SELECT * FROM b_order1 o
JOIN b_order_item1 ON(o.order_id=i.order_id)
WHERE o.order_id IN(10,11);

Broadcast Table

Broadcast table is a special data sharding strategy, mainly used for handling small data tables that don’t need sharding but require frequent join queries.

Characteristics

Small data scale: Data volume usually ranges from hundreds to tens of thousands of records
High-frequency join query requirements: Need to JOIN with massive data
High data consistency requirements: Content is relatively static, low update frequency

Typical Use Cases

Basic data tables: Country/region code tables, product category tables
System configuration tables: System parameter tables, user role tables
Dimension tables: Time dimension tables, organization tables

Sharding Algorithm Details

1. Precise Sharding Algorithm (PreciseShardingAlgorithm)

Use case: Handles equal value queries (IN operator) using single sharding key
Typical query example: WHERE user_id IN (1001, 1002, 1003)

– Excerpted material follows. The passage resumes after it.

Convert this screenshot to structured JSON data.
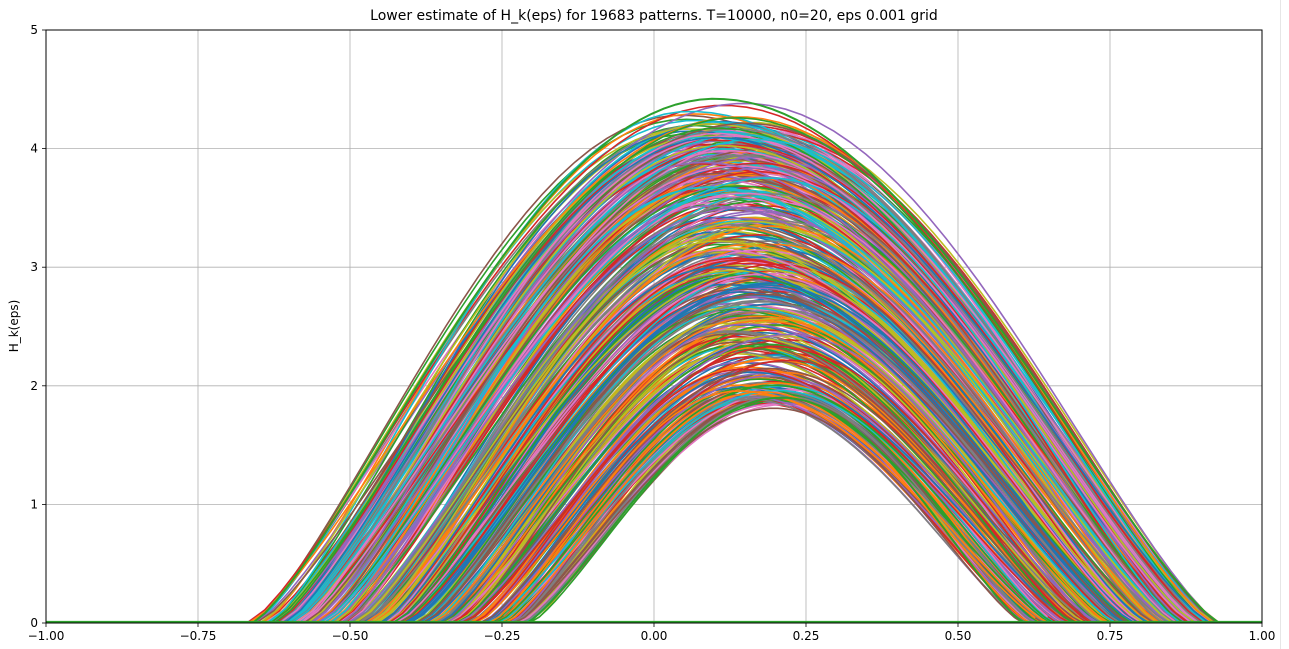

2. Range Sharding Algorithm (RangeShardingAlgorithm)

Use case: Handles range queries using single sharding key
Supported operators: BETWEEN AND, >, <, >=, <=

3. Complex Sharding Algorithm (ComplexKeysShardingAlgorithm)

Use case: Handles complex sharding logic with multiple sharding key combinations
Features: Supports multiple sharding key combination conditions

4. Hint Sharding Algorithm (HintShardingAlgorithm)

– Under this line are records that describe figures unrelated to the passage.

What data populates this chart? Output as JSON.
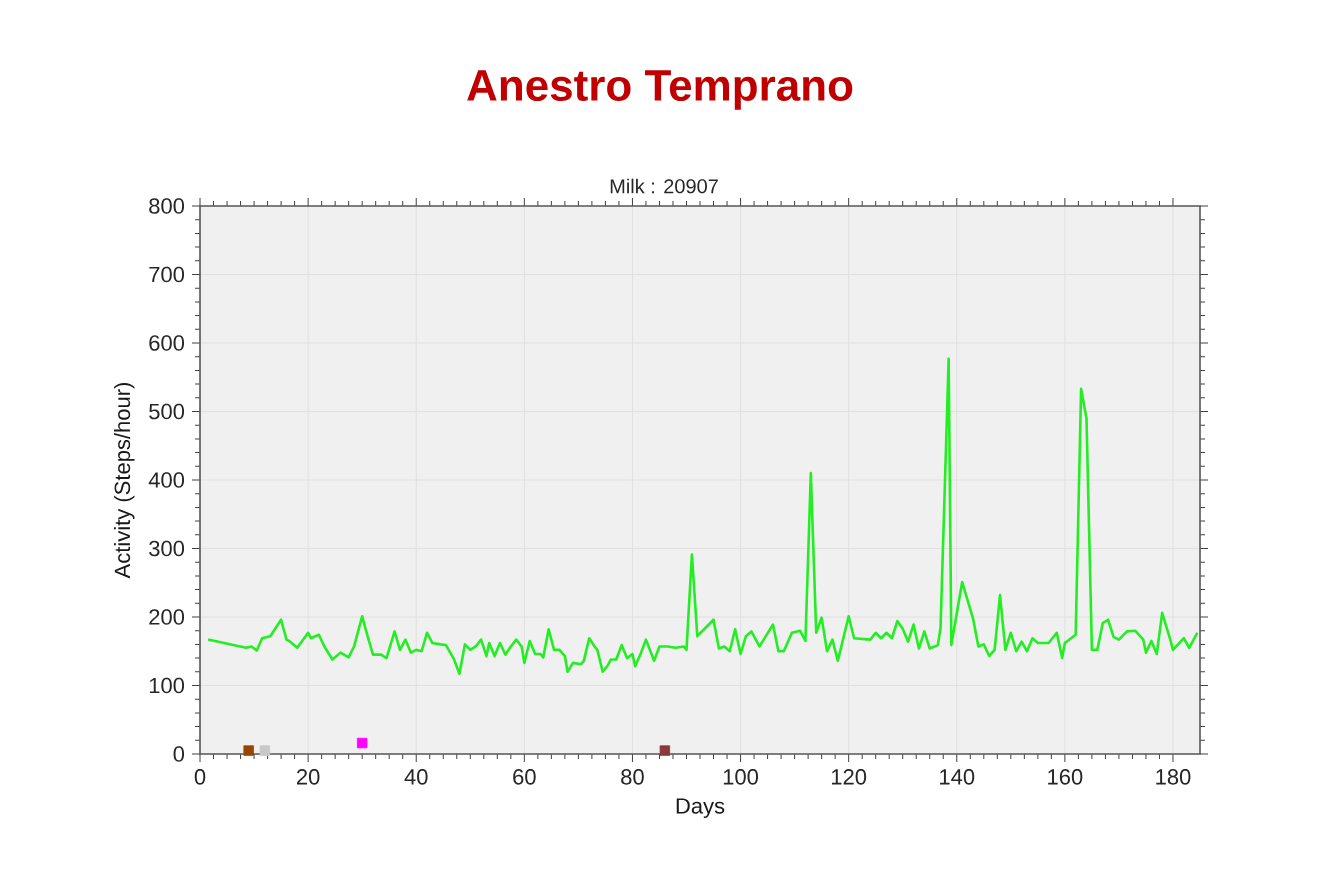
{
  "chart_data": {
    "type": "line",
    "title": "Anestro Temprano",
    "subtitle": "Milk : 20907",
    "xlabel": "Days",
    "ylabel": "Activity (Steps/hour)",
    "xlim": [
      0,
      185
    ],
    "ylim": [
      0,
      800
    ],
    "xticks": [
      0,
      20,
      40,
      60,
      80,
      100,
      120,
      140,
      160,
      180
    ],
    "yticks": [
      0,
      100,
      200,
      300,
      400,
      500,
      600,
      700,
      800
    ],
    "grid": true,
    "series": [
      {
        "color": "#22ee22",
        "line_style": "solid",
        "x": [
          1.5,
          8.5,
          9.5,
          10.5,
          11.5,
          13,
          15,
          16,
          16.5,
          18,
          20,
          20.5,
          22,
          23,
          24.5,
          26,
          27.5,
          28.5,
          30,
          31,
          32,
          33.5,
          34.5,
          36,
          37,
          38,
          39,
          40,
          41,
          42,
          43,
          44.5,
          45.5,
          47,
          48,
          49,
          50,
          51,
          52,
          53,
          53.5,
          54.5,
          55.5,
          56.5,
          57.5,
          58.5,
          59.5,
          60,
          61,
          62,
          63,
          63.5,
          64.5,
          65.5,
          66.5,
          67.5,
          68,
          69,
          70.5,
          71,
          72,
          73,
          73.5,
          74.5,
          75.5,
          76,
          77,
          78,
          79,
          80,
          80.5,
          81.5,
          82.5,
          84,
          85,
          86.5,
          88,
          89.5,
          90,
          91,
          92,
          95,
          96,
          97,
          98,
          99,
          100,
          101,
          102,
          103.5,
          106,
          107,
          108,
          109.5,
          111,
          112,
          113,
          114,
          115,
          116,
          117,
          118,
          120,
          121,
          124,
          125,
          126,
          127,
          128,
          129,
          130,
          131,
          132,
          133,
          134,
          135,
          136.5,
          137,
          138.5,
          139,
          141,
          143,
          144,
          145,
          146,
          147,
          148,
          149,
          150,
          151,
          152,
          153,
          154,
          155,
          157,
          158.5,
          159.5,
          160,
          162,
          163,
          164,
          165,
          166,
          167,
          168,
          169,
          170,
          171.5,
          173,
          174.5,
          175,
          176,
          177,
          178,
          179.5,
          180,
          182,
          183,
          184.5
        ],
        "values": [
          167,
          155,
          157,
          151,
          169,
          172,
          196,
          167,
          165,
          155,
          177,
          169,
          174,
          157,
          138,
          148,
          141,
          157,
          201,
          172,
          145,
          145,
          140,
          179,
          152,
          167,
          148,
          152,
          150,
          177,
          162,
          160,
          159,
          138,
          117,
          160,
          152,
          157,
          167,
          143,
          162,
          143,
          162,
          145,
          157,
          167,
          157,
          133,
          165,
          146,
          146,
          141,
          182,
          152,
          152,
          143,
          120,
          133,
          131,
          136,
          169,
          157,
          152,
          120,
          130,
          138,
          138,
          159,
          140,
          146,
          128,
          146,
          167,
          136,
          157,
          157,
          155,
          157,
          152,
          291,
          172,
          196,
          154,
          157,
          150,
          182,
          146,
          172,
          179,
          157,
          189,
          150,
          150,
          177,
          180,
          165,
          410,
          177,
          199,
          150,
          167,
          136,
          201,
          169,
          167,
          177,
          169,
          177,
          169,
          194,
          183,
          164,
          189,
          154,
          179,
          154,
          159,
          184,
          577,
          159,
          251,
          198,
          157,
          160,
          143,
          152,
          232,
          152,
          177,
          150,
          164,
          150,
          169,
          162,
          162,
          177,
          140,
          162,
          174,
          533,
          490,
          152,
          152,
          191,
          196,
          171,
          167,
          179,
          180,
          167,
          148,
          165,
          146,
          206,
          167,
          152,
          169,
          155,
          177
        ]
      },
      {
        "type": "scatter",
        "marker": "square",
        "x": [
          9,
          12,
          30,
          86
        ],
        "values": [
          5,
          5,
          16,
          5
        ],
        "colors": [
          "#994400",
          "#c8c8c8",
          "#ff00ff",
          "#8b3a3a"
        ]
      }
    ]
  }
}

Use case: Special scenarios where sharding field is not determined by SQL but by external conditions
Implementation methods:
- Java API method
- SQL comment method

// Java API method
HintManager.getInstance().addDatabaseShardingValue("logicTable", "shardingValue");

/* Sharding:table=employee_01 */ SELECT * FROM employee

Sharding Strategy Details

1. Standard Sharding Strategy (StandardShardingStrategy)

Only supports single sharding key, suitable for most conventional sharding scenarios. Requires PreciseShardingAlgorithm (required) and RangeShardingAlgorithm (optional).

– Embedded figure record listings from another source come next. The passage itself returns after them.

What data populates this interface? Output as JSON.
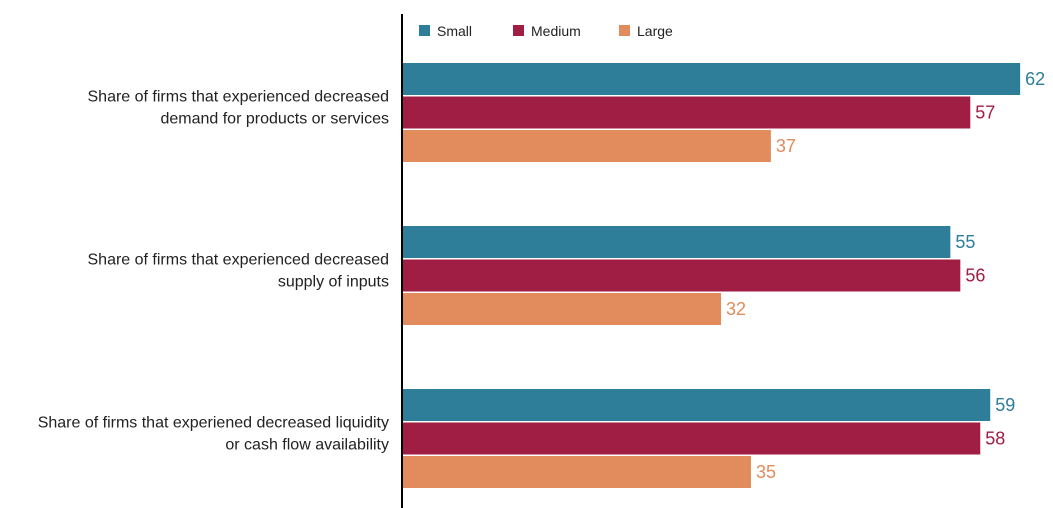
{
  "chart_data": {
    "type": "bar",
    "orientation": "horizontal",
    "title": "",
    "xlabel": "",
    "ylabel": "",
    "categories": [
      [
        "Share of firms that experienced decreased",
        "demand for products or services"
      ],
      [
        "Share of firms that experienced decreased",
        "supply of inputs"
      ],
      [
        "Share of firms that experiened decreased liquidity",
        "or cash flow availability"
      ]
    ],
    "series": [
      {
        "name": "Small",
        "color": "#2e7d99",
        "values": [
          62,
          55,
          59
        ]
      },
      {
        "name": "Medium",
        "color": "#a01d44",
        "values": [
          57,
          56,
          58
        ]
      },
      {
        "name": "Large",
        "color": "#e28b5c",
        "values": [
          37,
          32,
          35
        ]
      }
    ],
    "xlim": [
      0,
      70
    ],
    "grid": false,
    "legend": "top"
  }
}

2. Complex Sharding Strategy (ComplexShardingStrategy)

Supports multiple sharding key combinations, suitable for complex business scenarios.

3. Inline Sharding Strategy (InlineShardingStrategy)

A lightweight sharding solution based on Groovy expressions, no Java code writing required.

# Shard into 8 tables by user ID modulo
t_user_$->{u_id % 8}

4. Hint Sharding Strategy (HintShardingStrategy)

Specifies sharding values through programming, completely bypassing SQL parsing process.

5. None Sharding Strategy (NoneShardingStrategy)

Explicitly declares no sharding, suitable for small tables that don’t need sharding.

Strategy Configuration

Data Source Sharding Strategy

Mainly used to define how data records are allocated to different physical data source nodes.

Table Sharding Strategy

Responsible for defining data record distribution rules within the target data source at the table level, must be based on data source sharding strategy results.